House of Cards and a Machiavelli renaissance?
Unless you have been in a media blackout, you’ve no doubt seen the adverts for Netflix-produced House of Cards starring Kevin Spacey. I’m holding off on seeing it until I’ve subjected Andy to watching all of the original BBC series from the early 1990s. I shall, of course, watch it as a junkie of politics and television, and in part because I have been in love with Kevin Spacey since Glengarry Glen Ross. I also have high hopes that the series might help people actually understand what a “whip” is and does. Do you understand how sad it makes me to hold out hope that Americans will learn about their government from a remake of an English series?
Anyway, it does promise to be good. The original, with the incomparable Ian Richardson, is really wonderful, as is the novel upon which the original is based. Has anybody dipped into the US version yet?

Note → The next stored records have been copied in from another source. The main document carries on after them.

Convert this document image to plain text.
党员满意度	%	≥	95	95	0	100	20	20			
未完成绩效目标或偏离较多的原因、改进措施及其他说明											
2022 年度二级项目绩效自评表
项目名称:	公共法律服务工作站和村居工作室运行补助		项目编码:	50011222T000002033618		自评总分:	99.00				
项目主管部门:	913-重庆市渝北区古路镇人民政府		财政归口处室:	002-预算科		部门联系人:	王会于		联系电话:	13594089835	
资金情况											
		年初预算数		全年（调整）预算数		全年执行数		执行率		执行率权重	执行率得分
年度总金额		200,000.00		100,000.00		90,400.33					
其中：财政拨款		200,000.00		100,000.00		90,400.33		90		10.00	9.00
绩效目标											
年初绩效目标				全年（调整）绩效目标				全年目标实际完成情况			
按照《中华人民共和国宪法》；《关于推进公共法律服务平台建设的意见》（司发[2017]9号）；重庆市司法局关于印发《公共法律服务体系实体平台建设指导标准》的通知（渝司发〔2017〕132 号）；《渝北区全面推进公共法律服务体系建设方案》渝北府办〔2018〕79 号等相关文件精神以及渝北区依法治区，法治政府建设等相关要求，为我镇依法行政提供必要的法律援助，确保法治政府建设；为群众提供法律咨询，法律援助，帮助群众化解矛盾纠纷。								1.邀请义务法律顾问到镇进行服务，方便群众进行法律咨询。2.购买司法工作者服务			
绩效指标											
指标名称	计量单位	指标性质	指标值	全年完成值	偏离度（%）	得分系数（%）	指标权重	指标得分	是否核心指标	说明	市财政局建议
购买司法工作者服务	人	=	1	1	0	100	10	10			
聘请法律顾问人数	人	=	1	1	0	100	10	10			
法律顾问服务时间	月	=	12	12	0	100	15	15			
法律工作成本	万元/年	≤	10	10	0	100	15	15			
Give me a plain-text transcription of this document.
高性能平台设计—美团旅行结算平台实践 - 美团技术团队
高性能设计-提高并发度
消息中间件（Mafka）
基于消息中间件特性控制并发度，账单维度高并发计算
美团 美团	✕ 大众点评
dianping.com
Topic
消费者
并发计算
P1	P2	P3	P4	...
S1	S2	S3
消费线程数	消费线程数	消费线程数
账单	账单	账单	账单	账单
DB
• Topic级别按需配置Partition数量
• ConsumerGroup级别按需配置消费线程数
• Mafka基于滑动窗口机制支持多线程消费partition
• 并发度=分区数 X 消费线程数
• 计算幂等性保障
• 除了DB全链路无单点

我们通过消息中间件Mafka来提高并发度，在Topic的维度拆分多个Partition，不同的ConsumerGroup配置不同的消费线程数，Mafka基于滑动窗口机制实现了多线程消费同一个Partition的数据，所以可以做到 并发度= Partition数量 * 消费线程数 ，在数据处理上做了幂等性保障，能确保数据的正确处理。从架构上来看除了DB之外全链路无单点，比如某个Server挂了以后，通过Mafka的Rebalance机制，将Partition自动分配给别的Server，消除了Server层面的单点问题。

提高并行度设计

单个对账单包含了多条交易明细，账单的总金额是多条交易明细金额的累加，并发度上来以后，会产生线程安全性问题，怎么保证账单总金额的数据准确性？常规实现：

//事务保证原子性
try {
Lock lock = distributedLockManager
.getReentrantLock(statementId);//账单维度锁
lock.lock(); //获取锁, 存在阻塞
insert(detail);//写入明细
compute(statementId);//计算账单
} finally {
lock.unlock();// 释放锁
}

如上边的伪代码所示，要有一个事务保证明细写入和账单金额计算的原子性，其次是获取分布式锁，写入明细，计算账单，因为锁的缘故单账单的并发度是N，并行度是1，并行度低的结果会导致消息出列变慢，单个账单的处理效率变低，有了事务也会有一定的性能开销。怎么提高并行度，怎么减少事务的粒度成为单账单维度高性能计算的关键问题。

The tagline for the US series is “Bad, for a greater good.” Perhaps the US version attempts to make the main character somewhat more sympathetic.The reviews keep referring to Spacey’s Underwood (Urquhart in the Beeb’s original) as “Machiavellian”, which get us to the point of today’s ramblings about Machiavelli and his largely misunderstood attempts at political philosophy.
My favorite book on Machiavelli is from the late Harvard professor Harvey Mansfield, called Machiavelli’s Virtue. I say my “favorite” in that I still don’t understand large portions of Mansfield’s thought here, nor Machiavelli’s. Mansfield’s is not an easy book, but Machiavelli is not an easy subject–certainly not along the lines of what people get from their “intro to political science” courses. Machiavelli wrote a good deal more than the Prince. Jeremy Wadron’s excellent review of Mansfield’s book in the London Review of Books (unfortunate paywall) gives us a great deal of food for thought, in particular highlighting how Mansfield’s read of Machiavelli as a modern political liberal.